The krill population recovered later in the year, but by that time it was too late for many of the seabirds and other animals that depend on a springtime boom in the krill population. Scientists reported widespread seabird mortality and nesting failures.

In addition to lower productivity of phytoplankton, the warm water anomalies of 2005 and 2006 have also favored different species of phytoplankton, Kudela said. Single-celled algae called diatoms that tend to dominate in cold, productive waters were replaced by warm-water dinoflagellates that are often associated with "red tides."

"This year we monitored one of the largest red tides I've ever seen in Monterey Bay," Kudela said.

Some dinoflagellates produce dangerous toxins, but so far the red tides along the Central Coast have been dominated by nontoxic species. A species that causes paralytic shellfish poisoning was detected in samples from the red tide, but researchers did not observe any harmful effects on wildlife.
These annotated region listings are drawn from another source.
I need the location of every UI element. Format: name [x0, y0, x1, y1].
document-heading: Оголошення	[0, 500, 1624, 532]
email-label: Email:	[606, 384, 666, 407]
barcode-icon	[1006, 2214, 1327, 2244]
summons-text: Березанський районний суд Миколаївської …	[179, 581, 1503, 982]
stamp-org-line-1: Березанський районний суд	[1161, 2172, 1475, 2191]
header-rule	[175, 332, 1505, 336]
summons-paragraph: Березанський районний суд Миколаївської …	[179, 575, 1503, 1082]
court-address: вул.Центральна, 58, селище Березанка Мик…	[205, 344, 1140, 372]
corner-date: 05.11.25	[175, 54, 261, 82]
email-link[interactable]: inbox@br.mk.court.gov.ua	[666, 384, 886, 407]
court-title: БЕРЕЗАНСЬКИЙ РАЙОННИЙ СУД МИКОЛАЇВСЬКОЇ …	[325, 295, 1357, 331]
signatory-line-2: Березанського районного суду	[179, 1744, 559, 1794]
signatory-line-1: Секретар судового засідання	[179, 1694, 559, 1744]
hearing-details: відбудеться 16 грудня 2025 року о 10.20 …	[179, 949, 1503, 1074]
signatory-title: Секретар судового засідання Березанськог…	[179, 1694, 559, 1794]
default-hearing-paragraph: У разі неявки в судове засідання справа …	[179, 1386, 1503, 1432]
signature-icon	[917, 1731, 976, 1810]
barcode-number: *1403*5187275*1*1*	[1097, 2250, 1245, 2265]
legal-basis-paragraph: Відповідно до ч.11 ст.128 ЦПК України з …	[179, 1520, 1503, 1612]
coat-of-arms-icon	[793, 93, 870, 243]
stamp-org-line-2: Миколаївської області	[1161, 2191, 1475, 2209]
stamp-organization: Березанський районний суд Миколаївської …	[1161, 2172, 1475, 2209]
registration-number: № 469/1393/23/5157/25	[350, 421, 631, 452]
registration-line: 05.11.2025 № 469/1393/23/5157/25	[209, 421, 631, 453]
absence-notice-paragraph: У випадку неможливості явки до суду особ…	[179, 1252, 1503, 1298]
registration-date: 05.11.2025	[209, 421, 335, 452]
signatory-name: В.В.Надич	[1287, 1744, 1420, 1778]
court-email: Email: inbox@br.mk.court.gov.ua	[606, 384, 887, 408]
"The dinoflagellates that cause paralytic shellfish poisoning are a minor part of what's turning the water red, but it's scary when they're here," said Mary Silver, a professor of ocean sciences at UCSC. "The state monitoring program does a good job of protecting consumers from toxins in seafood, but the effects on wildlife can be devastating."

One species that was abundant in the red tides produces a slimy mucus material and has been associated with fish kills in other parts of the world. But Kudela said the wildlife observed during surveys of the red tide did not seem to be bothered by it. "There were plenty of whales, birds, and fish in it," he said.

According to Silver, the shift to these warm-water species of algae is "scientifically interesting and potentially worrisome."

"It's a sign of a major shift in the ocean. The question is whether it is just a two-year deviation, or is it a longer-term change," she said.